The researchers found that even when subjected to these intense conditions, solid carbon retains its diamond structure far beyond its regime of predicted stability, confirming predictions that the strength of the molecular bonds in diamond persists under enormous pressure, resulting in large energy barriers that hinder conversion to other carbon structures.
"Whether nature has found a way to surmount the high energy barrier to formation of the predicted phases in the interiors of exoplanets is still an open question," Jenei said. "Further measurements using an alternate compression pathway or starting from an allotrope of carbon with an atomic structure that requires less energy to rearrange will provide further insight."
Co-authors include David Braun, Damian Swift, Martin Gorman, Ray Smith, Dayne Fratanduono, Federica Coppari, Christopher Wehrenberg, Rick Kraus, David Erskine, Joel Bernier, James McNaney, Robert Rudd and Jon Eggert of LLNL; David McGonegle, Patrick Heighway, Matthew Suggit and Justin Wark of the University of Oxford; Ryan Rygg and Gilbert Collins of the University of Rochester's Laboratory for Laser Energetics; and Andrew Higginbotham of the University of York.
About the National Ignition Facility (NIF)

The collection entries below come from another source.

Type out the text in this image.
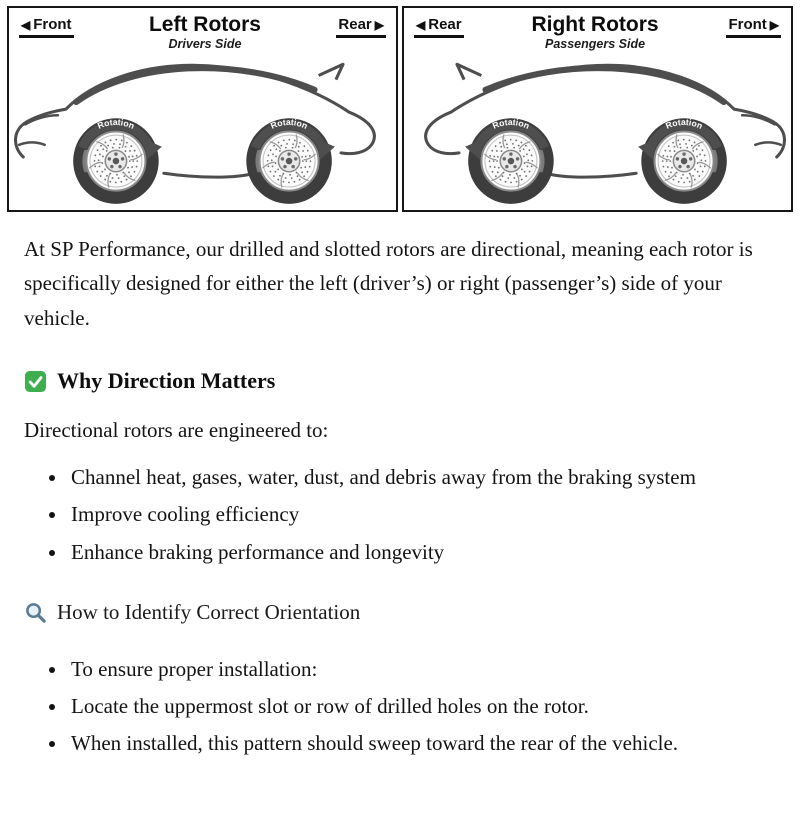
◀ Front	Left Rotors
Drivers Side
Rear ▶
Rotation	Rotation
◀ Rear	Right Rotors
Passengers Side
Front ▶
Rotation	Rotation

At SP Performance, our drilled and slotted rotors are directional, meaning each rotor is specifically designed for either the left (driver’s) or right (passenger’s) side of your vehicle.

Why Direction Matters

Directional rotors are engineered to:

• Channel heat, gases, water, dust, and debris away from the braking system
• Improve cooling efficiency
• Enhance braking performance and longevity
How to Identify Correct Orientation
• To ensure proper installation:
• Locate the uppermost slot or row of drilled holes on the rotor.
• When installed, this pattern should sweep toward the rear of the vehicle.
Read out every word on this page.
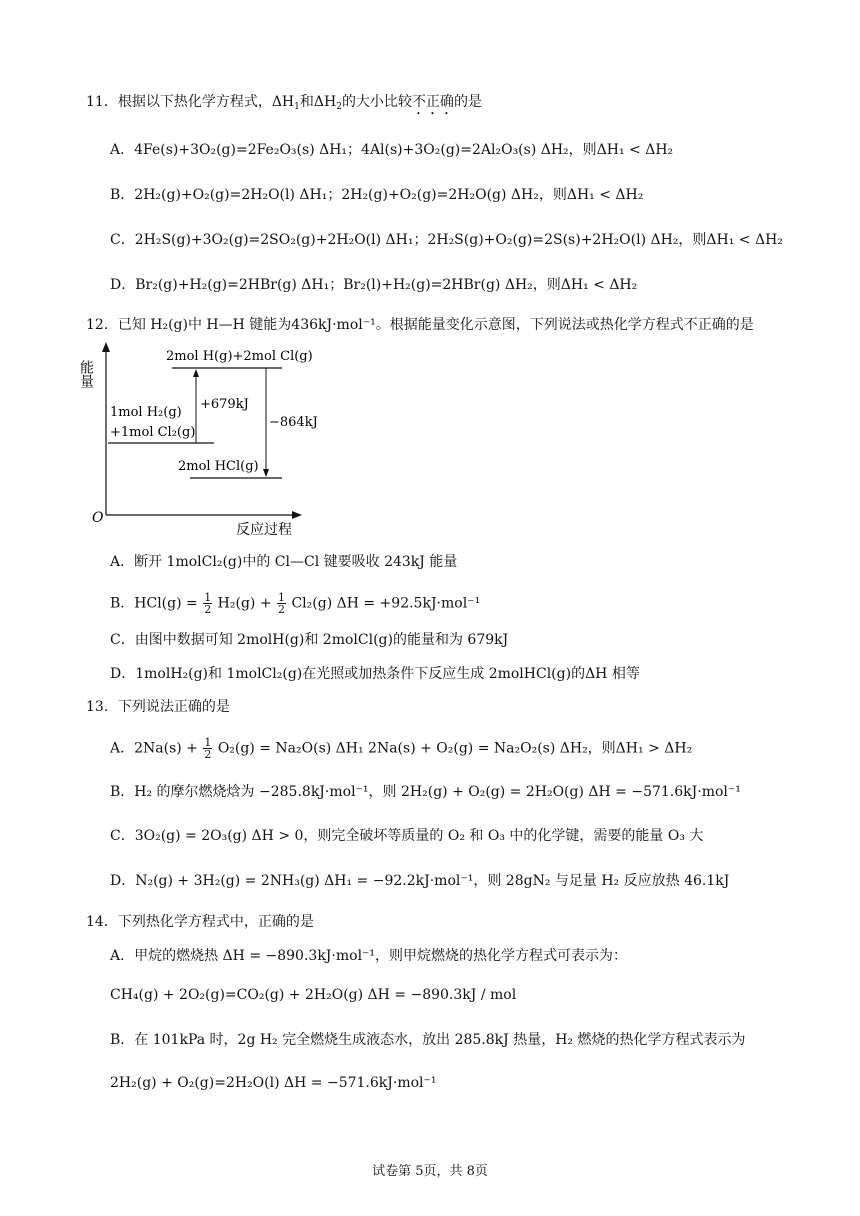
11．根据以下热化学方程式，$\Delta H_1$和$\Delta H_2$的大小比较不正确的是
A．4Fe(s)+3O₂(g)=2Fe₂O₃(s) ΔH₁；4Al(s)+3O₂(g)=2Al₂O₃(s) ΔH₂，则ΔH₁ < ΔH₂
B．2H₂(g)+O₂(g)=2H₂O(l) ΔH₁；2H₂(g)+O₂(g)=2H₂O(g) ΔH₂，则ΔH₁ < ΔH₂
C．2H₂S(g)+3O₂(g)=2SO₂(g)+2H₂O(l) ΔH₁；2H₂S(g)+O₂(g)=2S(s)+2H₂O(l) ΔH₂，则ΔH₁ < ΔH₂
D．Br₂(g)+H₂(g)=2HBr(g) ΔH₁；Br₂(l)+H₂(g)=2HBr(g) ΔH₂，则ΔH₁ < ΔH₂
12．已知 H₂(g)中 H—H 键能为436kJ·mol⁻¹。根据能量变化示意图，下列说法或热化学方程式不正确的是
能量
反应过程
O
2mol H(g)+2mol Cl(g)
1mol H₂(g)
+1mol Cl₂(g)
2mol HCl(g)
+679kJ
−864kJ
A．断开 1molCl₂(g)中的 Cl—Cl 键要吸收 243kJ 能量
B．$HCl(g) = \frac{1}{2} H_2(g) + \frac{1}{2} Cl_2(g) \Delta H = +92.5kJ\cdot mol^{-1}$
C．由图中数据可知 2molH(g)和 2molCl(g)的能量和为 679kJ
D．1molH₂(g)和 1molCl₂(g)在光照或加热条件下反应生成 2molHCl(g)的ΔH 相等
13．下列说法正确的是
A．$2Na(s) + \frac{1}{2} O_2(g) = Na_2O(s)$ ΔH₁ 2Na(s) + O₂(g) = Na₂O₂(s) ΔH₂，则ΔH₁ > ΔH₂
B．H₂ 的摩尔燃烧焓为 −285.8kJ·mol⁻¹，则 2H₂(g) + O₂(g) = 2H₂O(g) ΔH = −571.6kJ·mol⁻¹
C．3O₂(g) = 2O₃(g) ΔH > 0，则完全破坏等质量的 O₂ 和 O₃ 中的化学键，需要的能量 O₃ 大
D．N₂(g) + 3H₂(g) = 2NH₃(g) ΔH₁ = −92.2kJ·mol⁻¹，则 28gN₂ 与足量 H₂ 反应放热 46.1kJ
14．下列热化学方程式中，正确的是
A．甲烷的燃烧热 ΔH = −890.3kJ·mol⁻¹，则甲烷燃烧的热化学方程式可表示为：
CH₄(g) + 2O₂(g)=CO₂(g) + 2H₂O(g) ΔH = −890.3kJ / mol
B．在 101kPa 时，2g H₂ 完全燃烧生成液态水，放出 285.8kJ 热量，H₂ 燃烧的热化学方程式表示为
2H₂(g) + O₂(g)=2H₂O(l) ΔH = −571.6kJ·mol⁻¹
试卷第 5页，共 8页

NIF, the world's highest-energy laser system, is designed to create the extreme conditions - temperatures exceeding 100 million degrees and pressures more than 100 billion times that of the Earth's atmosphere - similar to those in stars and in detonating nuclear weapons. As the only facility that can create the conditions that are relevant to understanding the operation of modern nuclear weapons, NIF is a crucial element of the National Nuclear Security Administration's science-based Stockpile Stewardship Program. In addition to helping ensure the reliability of the nuclear deterrent, NIF opens new frontiers in laboratory astrophysics, materials science, hydrodynamics and many other scientific disciplines.